The cutterman insignia is a device awarded by the United States Coast Guard to represent service aboard a Coast Guard cutter. The pin is awarded on a temporary basis after six months of sea time, qualification in required watch stations, successful completion of an oral or written board, and receiving a recommendation from their unit's commanding officer. Temporary insignias may be worn while attached to a cutter, but must be removed upon permanently transferring to a non-afloat unit.

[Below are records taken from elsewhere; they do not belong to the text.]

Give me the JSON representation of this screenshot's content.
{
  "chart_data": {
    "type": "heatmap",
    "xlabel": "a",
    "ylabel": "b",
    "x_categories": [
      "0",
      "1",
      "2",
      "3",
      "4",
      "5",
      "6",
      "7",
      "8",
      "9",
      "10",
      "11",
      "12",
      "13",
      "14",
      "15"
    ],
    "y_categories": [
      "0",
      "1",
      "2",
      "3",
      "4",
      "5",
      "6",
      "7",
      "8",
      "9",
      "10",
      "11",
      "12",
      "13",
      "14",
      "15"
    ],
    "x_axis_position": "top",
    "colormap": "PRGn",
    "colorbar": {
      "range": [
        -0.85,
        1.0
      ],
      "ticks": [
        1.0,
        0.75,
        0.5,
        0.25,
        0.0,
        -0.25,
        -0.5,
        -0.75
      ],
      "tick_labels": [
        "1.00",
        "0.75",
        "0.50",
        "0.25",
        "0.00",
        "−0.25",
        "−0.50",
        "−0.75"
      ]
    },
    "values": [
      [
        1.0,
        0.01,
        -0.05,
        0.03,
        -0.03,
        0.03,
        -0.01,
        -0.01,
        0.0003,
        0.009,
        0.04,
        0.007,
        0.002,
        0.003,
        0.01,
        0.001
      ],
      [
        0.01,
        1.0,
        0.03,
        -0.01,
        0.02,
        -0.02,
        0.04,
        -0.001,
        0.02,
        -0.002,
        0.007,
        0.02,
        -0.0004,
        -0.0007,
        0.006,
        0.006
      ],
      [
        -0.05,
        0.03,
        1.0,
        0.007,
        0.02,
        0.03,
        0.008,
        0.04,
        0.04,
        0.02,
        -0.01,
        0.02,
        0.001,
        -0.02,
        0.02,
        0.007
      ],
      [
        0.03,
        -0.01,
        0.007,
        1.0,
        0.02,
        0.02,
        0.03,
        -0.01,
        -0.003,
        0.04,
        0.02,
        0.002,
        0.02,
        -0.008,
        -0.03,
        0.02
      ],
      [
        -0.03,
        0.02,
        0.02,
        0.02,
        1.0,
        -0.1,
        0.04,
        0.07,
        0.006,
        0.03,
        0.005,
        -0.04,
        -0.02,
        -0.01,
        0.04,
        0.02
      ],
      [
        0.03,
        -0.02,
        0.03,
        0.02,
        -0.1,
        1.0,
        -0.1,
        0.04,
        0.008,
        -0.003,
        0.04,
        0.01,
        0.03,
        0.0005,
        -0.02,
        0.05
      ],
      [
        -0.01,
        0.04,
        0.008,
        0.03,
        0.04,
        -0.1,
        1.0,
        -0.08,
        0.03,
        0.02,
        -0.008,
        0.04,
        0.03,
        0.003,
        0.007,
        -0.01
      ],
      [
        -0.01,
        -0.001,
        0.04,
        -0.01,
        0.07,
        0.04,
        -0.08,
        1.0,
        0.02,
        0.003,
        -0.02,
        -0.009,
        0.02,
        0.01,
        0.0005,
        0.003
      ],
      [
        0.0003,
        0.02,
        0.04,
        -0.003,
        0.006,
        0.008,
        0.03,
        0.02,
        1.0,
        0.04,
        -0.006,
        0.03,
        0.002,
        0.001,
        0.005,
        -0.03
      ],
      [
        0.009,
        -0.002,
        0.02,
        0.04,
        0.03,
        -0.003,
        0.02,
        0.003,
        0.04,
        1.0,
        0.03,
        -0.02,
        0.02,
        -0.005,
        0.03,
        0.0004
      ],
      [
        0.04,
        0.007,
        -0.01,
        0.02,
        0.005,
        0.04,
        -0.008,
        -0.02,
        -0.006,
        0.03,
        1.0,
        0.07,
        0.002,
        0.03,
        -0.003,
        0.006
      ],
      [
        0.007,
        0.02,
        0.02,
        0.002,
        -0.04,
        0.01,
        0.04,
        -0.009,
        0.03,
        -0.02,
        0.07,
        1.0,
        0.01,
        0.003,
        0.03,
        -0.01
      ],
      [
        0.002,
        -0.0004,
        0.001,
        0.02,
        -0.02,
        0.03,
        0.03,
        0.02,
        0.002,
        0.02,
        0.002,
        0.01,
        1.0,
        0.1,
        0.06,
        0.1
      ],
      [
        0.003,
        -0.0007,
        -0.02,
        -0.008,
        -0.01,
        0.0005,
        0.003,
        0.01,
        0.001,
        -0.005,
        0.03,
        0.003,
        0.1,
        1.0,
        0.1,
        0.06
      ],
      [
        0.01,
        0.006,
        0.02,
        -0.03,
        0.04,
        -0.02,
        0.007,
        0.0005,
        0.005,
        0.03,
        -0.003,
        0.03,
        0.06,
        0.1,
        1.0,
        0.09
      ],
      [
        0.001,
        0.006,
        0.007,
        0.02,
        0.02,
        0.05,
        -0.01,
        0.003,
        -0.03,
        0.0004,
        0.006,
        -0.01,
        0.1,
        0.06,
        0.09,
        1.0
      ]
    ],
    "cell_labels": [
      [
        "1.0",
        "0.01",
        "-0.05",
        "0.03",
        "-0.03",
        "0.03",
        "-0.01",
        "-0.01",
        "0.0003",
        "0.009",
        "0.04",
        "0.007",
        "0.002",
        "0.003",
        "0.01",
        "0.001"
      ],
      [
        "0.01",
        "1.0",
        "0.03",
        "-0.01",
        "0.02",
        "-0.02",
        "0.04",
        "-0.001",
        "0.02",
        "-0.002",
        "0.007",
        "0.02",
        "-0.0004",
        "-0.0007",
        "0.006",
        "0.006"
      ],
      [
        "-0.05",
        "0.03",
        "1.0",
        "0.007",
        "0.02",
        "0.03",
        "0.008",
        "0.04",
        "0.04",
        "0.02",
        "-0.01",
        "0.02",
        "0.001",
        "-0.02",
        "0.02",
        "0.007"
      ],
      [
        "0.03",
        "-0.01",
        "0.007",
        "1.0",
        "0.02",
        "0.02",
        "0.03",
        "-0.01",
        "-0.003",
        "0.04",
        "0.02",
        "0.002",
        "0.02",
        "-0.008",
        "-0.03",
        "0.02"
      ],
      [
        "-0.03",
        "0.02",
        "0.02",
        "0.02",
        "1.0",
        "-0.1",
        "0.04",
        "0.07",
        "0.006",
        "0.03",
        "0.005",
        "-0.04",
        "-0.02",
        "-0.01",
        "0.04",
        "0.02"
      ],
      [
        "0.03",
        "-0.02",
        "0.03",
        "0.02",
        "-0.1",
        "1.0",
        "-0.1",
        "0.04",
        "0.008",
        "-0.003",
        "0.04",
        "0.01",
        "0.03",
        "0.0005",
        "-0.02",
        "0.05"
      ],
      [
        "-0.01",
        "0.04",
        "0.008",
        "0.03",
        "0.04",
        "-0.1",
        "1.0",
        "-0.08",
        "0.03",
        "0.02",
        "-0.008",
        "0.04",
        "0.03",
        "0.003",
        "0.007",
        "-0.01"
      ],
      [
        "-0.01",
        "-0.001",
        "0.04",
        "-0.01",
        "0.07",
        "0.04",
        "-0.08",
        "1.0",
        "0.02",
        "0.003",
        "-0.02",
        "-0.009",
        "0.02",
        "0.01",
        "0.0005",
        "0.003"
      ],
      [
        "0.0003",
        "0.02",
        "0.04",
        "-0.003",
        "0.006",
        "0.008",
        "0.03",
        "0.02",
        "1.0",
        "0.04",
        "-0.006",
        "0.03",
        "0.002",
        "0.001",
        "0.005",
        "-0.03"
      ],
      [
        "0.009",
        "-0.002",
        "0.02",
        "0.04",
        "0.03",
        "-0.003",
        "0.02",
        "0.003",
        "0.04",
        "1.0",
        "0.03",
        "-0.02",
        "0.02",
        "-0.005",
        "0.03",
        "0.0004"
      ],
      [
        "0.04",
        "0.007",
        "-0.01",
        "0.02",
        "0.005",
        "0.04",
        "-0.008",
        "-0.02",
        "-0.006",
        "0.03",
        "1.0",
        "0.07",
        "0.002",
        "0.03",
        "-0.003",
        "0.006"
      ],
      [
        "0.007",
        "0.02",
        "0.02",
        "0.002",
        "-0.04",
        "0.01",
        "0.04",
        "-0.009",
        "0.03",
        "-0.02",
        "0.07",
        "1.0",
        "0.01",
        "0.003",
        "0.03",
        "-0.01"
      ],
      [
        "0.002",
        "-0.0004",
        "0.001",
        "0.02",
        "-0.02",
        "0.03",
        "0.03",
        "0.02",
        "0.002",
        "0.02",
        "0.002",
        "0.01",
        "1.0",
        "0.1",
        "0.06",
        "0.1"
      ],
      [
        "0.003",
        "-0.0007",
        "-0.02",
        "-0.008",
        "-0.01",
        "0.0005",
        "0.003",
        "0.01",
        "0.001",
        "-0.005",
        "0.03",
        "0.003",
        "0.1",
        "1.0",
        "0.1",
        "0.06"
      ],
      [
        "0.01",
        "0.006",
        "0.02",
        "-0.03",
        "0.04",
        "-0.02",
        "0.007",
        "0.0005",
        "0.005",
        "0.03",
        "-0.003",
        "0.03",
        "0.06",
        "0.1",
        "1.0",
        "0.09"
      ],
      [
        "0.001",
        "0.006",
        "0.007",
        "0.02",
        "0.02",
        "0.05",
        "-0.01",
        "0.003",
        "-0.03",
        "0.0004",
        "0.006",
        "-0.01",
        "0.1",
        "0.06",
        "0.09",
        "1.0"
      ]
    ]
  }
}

The award becomes permanent after 5 years of cumulative sea time in the Coast Guard (prior service sea time counts for pay purposes, but not for qualification as a cutterman).

On 18 October 1974, the Office of Personnel promulgated the Coast Guard Cutterman Insignia program, to “recognize the contributions and qualifications of our personnel.” The version awarded to officers is gold-toned, while the version awarded to enlisted members is pewter-toned.

The analog to Coast Guard cuttermen in the United States Navy would be surface warfare officer (SWO) and enlisted surface warfare specialist (ESWS).

The United States Coast Guard Auxiliary also issues a version of the cutterman insignia that requires a minimum of two years serving at least 52 days per year aboard a cutter, 65 feet in length or greater, and including a minimum of 24 of those days being served underway. The insignia design is identical in size and form to the cutterman insignia. A pewter auxiliary emblem is superimposed in the center of the bronze-tone stylized waves.